Bovis has posted a surge in pre-tax profits for the first half of the year, ahead of expectations, after stepping up its build quality.
- Strong H1 performance with £62m profit before tax, compared with 42.7m last year;
- Further strengthened balance sheet with a move to an average net cash position in the period of £6m (2017: average net debt £96m) and a period end net cash position of £42.8m (2017: net debt £32.4m);
- Interim dividend increased by 27% to 19 pence per share and first special dividend of 45 pence per share to be paid with the interim in November;
- Strong sales position with 96% of 2018 sales secured;
- Following robust summer trading and with increased visibility on margin improvement, the Group now expects profits for FY18 to be at the top end of the Board’s expectations;
- On track to deliver minimum of £180m total cash proceeds from balance sheet optimisation initiatives by end of 2018.
Greg Fitzgerald, Chief Executive said, “We delivered a strong performance in the half with a more than 40% increase in profits. This reflects the excellent progress made across all business areas over the past 18 months and a step change in the quality of the homes we are building and level of service we are providing our customers. We are confident in the outlook for the business and are targeting a record year of profits in 2018, at the top end of the Board’s expectations.”
“Improving our build standards and delivering these higher standards consistently across all our developments remains a key priority, and over the past 18 months we have invested in high quality construction directors, site managers and site teams. Our regional management teams have embedded a far greater ‘hands on’ approach and best practice is now promoted and shared across our seven regions.

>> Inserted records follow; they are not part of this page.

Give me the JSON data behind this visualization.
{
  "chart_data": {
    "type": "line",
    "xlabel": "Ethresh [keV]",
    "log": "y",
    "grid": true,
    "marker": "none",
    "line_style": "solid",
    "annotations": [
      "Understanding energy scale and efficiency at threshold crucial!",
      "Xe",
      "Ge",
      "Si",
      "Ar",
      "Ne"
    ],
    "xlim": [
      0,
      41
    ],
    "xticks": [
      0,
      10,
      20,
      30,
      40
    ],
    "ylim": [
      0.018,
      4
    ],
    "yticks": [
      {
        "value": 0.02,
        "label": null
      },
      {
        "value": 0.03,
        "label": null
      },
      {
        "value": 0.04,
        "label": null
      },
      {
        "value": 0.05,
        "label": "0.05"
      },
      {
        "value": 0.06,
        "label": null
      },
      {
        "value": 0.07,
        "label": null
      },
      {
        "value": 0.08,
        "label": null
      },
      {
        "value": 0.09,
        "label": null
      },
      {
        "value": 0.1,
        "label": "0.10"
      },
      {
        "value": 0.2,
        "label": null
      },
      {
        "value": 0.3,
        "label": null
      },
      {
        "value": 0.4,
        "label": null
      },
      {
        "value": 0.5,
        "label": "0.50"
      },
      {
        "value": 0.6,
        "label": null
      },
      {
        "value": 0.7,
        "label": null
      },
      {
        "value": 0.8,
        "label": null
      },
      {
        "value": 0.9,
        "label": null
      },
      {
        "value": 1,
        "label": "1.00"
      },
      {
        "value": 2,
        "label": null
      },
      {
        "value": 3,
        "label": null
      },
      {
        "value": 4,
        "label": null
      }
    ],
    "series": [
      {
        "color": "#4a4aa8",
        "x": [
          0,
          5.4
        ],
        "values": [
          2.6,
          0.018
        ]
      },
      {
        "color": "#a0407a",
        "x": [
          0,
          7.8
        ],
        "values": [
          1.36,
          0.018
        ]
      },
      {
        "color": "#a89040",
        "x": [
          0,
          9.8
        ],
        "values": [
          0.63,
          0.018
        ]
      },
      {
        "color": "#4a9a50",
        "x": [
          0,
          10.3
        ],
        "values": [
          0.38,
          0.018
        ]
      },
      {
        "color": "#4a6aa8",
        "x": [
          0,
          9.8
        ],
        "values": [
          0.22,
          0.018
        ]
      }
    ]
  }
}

“We have seen our NHBC reportable items decrease by 66% since December 2016, and they are now slightly lower than the industry average. We are proud to disclose that our recent NHBC Construction Quality Review highlighted a significant step up in our build quality and in ‘getting it right first time’, with the Group now aligned to industry standards.
“The market fundamentals remain strong and we continue to see good levels of demand for new homes across all our regions with underlying pricing firm. Interest rates continue to be at historic lows with good competition in the mortgage lending market. The Government remains committed to increasing the supply of new homes in the UK reflected in its policy on housing and planning and commitment to Help to Buy.”